William Cook

Ruislip Lido

issue 29 April 2017

Most mornings, if I’m not too hung-over, I go for a run around Ruislip Lido — a mile there, through Ruislip Woods, about two miles round the lido and a mile back again. It generally takes me about half an hour. On my way, I see woodpeckers, egrets, sparrowhawks, and the occasional Muntjac deer. It’s hard to believe you’re in London, at the arse end of the Metropolitan line, surrounded by bland suburbia — John Betjeman’s Metroland.

Ruislip Woods is the largest slice of natural woodland in Greater London: 726 acres of oak, beech and hornbeam, and the lido is its pearl. People have gathered timber from this scruffy forest since god knows when. The medieval barn at Ruislip Manor is built from oaks that were saplings here 1,000 years ago, when these wild woods stretched right across Middlesex, Bucks and Herts.

Naturally, Ruislip Lido isn’t quite so ancient. It was built 200 years ago as a reservoir for the Grand Union Canal, but the idea was a failure. The canal was too far away and the reservoir flooded local farms.

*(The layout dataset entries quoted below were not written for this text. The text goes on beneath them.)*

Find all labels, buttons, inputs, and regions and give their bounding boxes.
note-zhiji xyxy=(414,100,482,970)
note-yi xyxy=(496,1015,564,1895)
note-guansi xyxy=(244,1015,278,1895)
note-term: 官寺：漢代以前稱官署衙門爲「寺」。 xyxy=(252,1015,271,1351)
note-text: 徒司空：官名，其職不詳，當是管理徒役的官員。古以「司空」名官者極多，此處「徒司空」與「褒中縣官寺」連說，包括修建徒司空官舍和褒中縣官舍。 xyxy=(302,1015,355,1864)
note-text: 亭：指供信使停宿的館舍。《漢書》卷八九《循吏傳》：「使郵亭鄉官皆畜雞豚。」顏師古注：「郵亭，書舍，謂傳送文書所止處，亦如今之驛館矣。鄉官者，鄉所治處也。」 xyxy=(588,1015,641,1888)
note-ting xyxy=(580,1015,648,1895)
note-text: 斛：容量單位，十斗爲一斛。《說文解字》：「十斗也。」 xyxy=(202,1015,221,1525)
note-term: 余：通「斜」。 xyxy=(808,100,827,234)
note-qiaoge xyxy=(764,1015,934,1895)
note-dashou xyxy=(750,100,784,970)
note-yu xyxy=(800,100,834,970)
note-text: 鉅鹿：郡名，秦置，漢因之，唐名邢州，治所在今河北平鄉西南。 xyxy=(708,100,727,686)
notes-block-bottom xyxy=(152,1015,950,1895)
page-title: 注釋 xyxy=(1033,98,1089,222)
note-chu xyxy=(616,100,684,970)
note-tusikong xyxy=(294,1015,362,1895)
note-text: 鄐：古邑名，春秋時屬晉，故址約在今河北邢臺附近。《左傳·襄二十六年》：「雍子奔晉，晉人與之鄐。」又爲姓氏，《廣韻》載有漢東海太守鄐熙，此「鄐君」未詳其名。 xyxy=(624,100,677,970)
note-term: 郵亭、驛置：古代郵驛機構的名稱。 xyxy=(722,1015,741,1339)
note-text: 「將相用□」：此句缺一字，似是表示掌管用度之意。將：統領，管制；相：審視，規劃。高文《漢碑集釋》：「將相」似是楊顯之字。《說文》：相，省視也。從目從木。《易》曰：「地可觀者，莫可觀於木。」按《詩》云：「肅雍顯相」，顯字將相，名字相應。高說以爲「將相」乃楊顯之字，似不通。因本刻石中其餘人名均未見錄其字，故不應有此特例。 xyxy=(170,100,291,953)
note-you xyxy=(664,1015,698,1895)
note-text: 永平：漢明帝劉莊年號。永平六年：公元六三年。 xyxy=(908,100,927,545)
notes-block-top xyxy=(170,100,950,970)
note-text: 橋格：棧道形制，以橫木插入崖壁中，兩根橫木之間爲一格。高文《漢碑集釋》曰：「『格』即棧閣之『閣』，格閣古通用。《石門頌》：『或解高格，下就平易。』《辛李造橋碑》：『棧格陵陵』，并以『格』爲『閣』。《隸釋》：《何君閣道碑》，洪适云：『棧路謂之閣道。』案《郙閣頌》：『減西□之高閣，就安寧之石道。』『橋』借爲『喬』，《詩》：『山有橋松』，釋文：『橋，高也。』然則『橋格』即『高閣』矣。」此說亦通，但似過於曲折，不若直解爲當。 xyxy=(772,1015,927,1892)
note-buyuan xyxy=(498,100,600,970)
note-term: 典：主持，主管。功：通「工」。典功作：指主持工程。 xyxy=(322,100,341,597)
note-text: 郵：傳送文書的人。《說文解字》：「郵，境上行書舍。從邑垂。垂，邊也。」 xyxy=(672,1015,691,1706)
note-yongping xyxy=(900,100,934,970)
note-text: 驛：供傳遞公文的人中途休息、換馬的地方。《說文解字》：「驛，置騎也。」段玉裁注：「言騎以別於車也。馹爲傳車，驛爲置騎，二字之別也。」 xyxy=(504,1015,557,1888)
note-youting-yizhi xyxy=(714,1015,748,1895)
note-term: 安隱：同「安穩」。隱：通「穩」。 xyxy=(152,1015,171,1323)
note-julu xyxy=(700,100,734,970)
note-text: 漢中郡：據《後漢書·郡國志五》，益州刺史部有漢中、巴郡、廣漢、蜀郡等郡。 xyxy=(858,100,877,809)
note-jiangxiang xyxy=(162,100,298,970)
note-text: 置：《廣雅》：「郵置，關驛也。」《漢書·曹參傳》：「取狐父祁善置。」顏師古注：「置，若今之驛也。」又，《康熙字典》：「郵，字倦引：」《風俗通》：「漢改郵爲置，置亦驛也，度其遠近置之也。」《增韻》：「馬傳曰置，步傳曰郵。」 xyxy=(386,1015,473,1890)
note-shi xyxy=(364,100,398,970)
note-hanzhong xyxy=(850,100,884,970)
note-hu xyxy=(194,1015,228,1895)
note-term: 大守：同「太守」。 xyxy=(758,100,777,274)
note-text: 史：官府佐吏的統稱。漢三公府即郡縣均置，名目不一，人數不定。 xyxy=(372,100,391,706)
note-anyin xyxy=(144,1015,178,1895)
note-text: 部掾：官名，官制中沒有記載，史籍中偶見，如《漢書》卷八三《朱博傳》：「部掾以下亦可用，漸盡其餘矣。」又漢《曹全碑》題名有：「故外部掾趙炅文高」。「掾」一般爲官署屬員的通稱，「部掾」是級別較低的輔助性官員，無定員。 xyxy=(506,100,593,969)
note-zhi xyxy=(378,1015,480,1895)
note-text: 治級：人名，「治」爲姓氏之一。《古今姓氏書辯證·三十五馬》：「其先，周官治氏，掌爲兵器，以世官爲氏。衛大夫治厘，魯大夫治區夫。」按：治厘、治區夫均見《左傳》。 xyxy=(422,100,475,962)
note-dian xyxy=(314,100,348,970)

For more than a century it lay forgotten, a gigantic puddle on the edge of London, until the canal company had the bright idea of turning it into a lido. They built a splendid Art Deco pavilion, dumped some sand along the shore, and opened up the reservoir for bathing and boating. Trains and charabancs brought day trippers from the Big Smoke — a cheap day out for Londoners at an ersatz seaside resort.

Its glory days were after the war, before cheap package holidays. They built a miniature railway and held beauty contests, and happy families and courting couples flooded in. Jon Pertwee went waterskiing, Cliff Richard filmed The Young Ones, and 19-year-old Charlotte Rampling reclined on a speedboat in her swimsuit to drum up publicity for a movie called The Knack.

But in the 1970s and 1980s the punters started disappearing to Spain and the Ruislip Riviera lost its lustre. The pavilion burned down. The turnstiles rusted over. Bathing was prohibited. The pedalos were packed away. When I moved to Ruislip five years ago the lido seemed rather run down, a sad relic of a bygone era, and the surrounding woods felt seedy. I have no evidence to support this theory — it’s probably the product of a dirty mind — but some secluded areas had that distinctive ‘dogging’ vibe. The foliage was festooned with beer cans and vodka bottles. I didn’t want to look too closely at what else might be lying around.

Yet lately something’s changed. The council has built a smart new ‘Woodland Centre’ and spruced up the public areas. There’s a children’s playground, an outdoor gym, and the miniature railway is still there. The lido has been recolonised by joggers, dog walkers, and all sorts of nesting birds. When my daughter went there on a school trip, I tagged along. She spent an idyllic afternoon fishing for tiddlers. We walked home through the woods together and it was one of the best days out I’ve had in years.

You’re still not allowed to swim in it (something to do with pollution, apparently) and sailing remains verboten (the water level is too low), but I rather like the absurdist concept of a lido you can’t take a dip in. It’s a perfect fit for Ruislip, this surreal suburb where medieval England and Betjeman’s Metroland collide.